早不出來晚不出來,你這時候出來,港劇的警察嗎?
給明河面子,秦弈罵孃的話生生憋在嘴巴里沒罵出來,只是淡淡道:“我們都能滅殺它了,真人這封印還有意義嗎?”
“除不了的,他是無相圓滿,不死不滅。你們即使能殺,也一定會有執或恨殘留,如同當初本該隕落的金烏一樣,若是不管不顧,早晚有天重新作惡。”
秦弈看看流蘇,流蘇點了點頭。
鶴悼又道:“若幽冥仍在,可以送他的靈魂接受判決、洗淨輪迴,但幽冥此時不在,想要除根,只有徹底封印,才能讓他永不出世。”
秦弈看看身邊半截蠕動的混沌身軀……可以理解,無相圓滿,確實已經不滅了。像狗子那樣,也是隻能被封印,不可能徹底消失。不止是那個灰衣人,連帶這半個混沌,也只能封印起來。

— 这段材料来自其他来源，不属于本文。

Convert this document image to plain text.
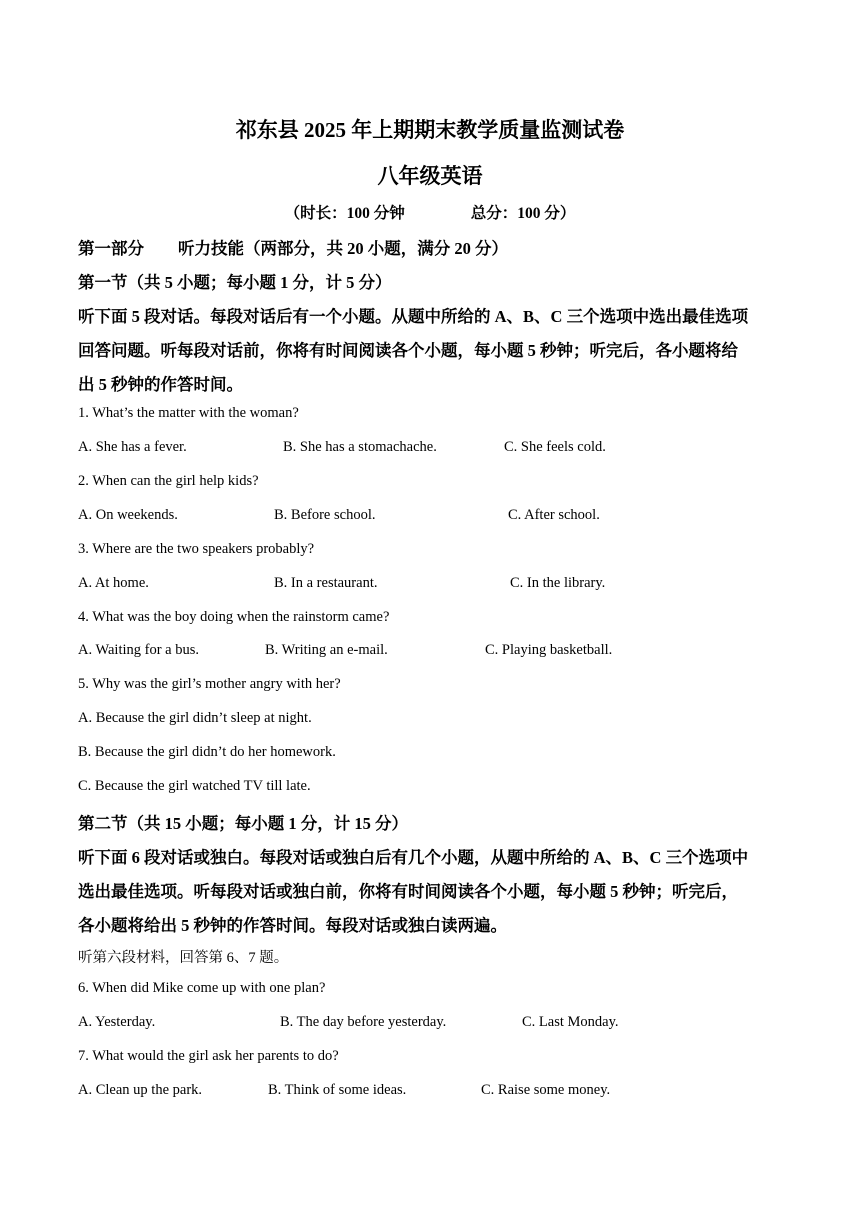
祁东县 2025 年上期期末教学质量监测试卷
八年级英语
（时长：100 分钟	总分：100 分）
第一部分 听力技能（两部分，共 20 小题，满分 20 分）
第一节（共 5 小题；每小题 1 分，计 5 分）
听下面 5 段对话。每段对话后有一个小题。从题中所给的 A、B、C 三个选项中选出最佳选项
回答问题。听每段对话前，你将有时间阅读各个小题，每小题 5 秒钟；听完后，各小题将给
出 5 秒钟的作答时间。
1. What’s the matter with the woman?
A. She has a fever.	B. She has a stomachache.	C. She feels cold.
2. When can the girl help kids?
A. On weekends.	B. Before school.	C. After school.
3. Where are the two speakers probably?
A. At home.	B. In a restaurant.	C. In the library.
4. What was the boy doing when the rainstorm came?
A. Waiting for a bus.	B. Writing an e-mail.	C. Playing basketball.
5. Why was the girl’s mother angry with her?
A. Because the girl didn’t sleep at night.
B. Because the girl didn’t do her homework.
C. Because the girl watched TV till late.
第二节（共 15 小题；每小题 1 分，计 15 分）
听下面 6 段对话或独白。每段对话或独白后有几个小题，从题中所给的 A、B、C 三个选项中
选出最佳选项。听每段对话或独白前，你将有时间阅读各个小题，每小题 5 秒钟；听完后，
各小题将给出 5 秒钟的作答时间。每段对话或独白读两遍。
听第六段材料，回答第 6、7 题。
6. When did Mike come up with one plan?
A. Yesterday.	B. The day before yesterday.	C. Last Monday.
7. What would the girl ask her parents to do?
A. Clean up the park.	B. Think of some ideas.	C. Raise some money.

若是幽冥完整,六道仍在,可以嘗試洗淨審判,投入無邊地獄裡永世折磨。可幽冥不在,還真的只能封印。
鶴悼說的句句是實。
只不過,為甚麼感覺哪裡不對呢?
第934章我天樞神闕不要面子的?
當然不對了。
這是他們的戰俘——雖然其實沒打算捉,是打算直接滅殺的。
但那就是了卻了此番北冥的前因後果,大家費了這麼大勁,各自都有傷,輕影傷得還挺重的,總歸是給了最後的交代,親手了結。
即使滅殺不了,要說徹底封印他,自己是不知道封印手法,可棒棒肯定會啊!
用得著你這牛鼻子多事?
理論上沒差別,自己錘滅了和被人封印了還不都是結束,本也沒打算從這惡靈身上得到甚麼,可心裡就不爽。
好像打了個半天就和大家沒關係了似的,有點空落落的。
鶴悼彷彿看出了秦弈的不滿,笑了一下:“小友覺得因果未曾親自了結,心中不悅?”
秦弈也沒藏著掖著,直接道:“正是,真人這橫插一槓子可不地道。”
鶴悼真人倒是很好說話,呵呵一笑,把瓶子直接拋到了秦弈手裡:“說是橫插一槓子,倒也未必,此事本就是我出手未盡全功,這又何嘗不是我的因果?小友若覺得不滿,封印可以先給你,若要問話,儘可問之,若要錘了瓶子再打一次,也由得小友。”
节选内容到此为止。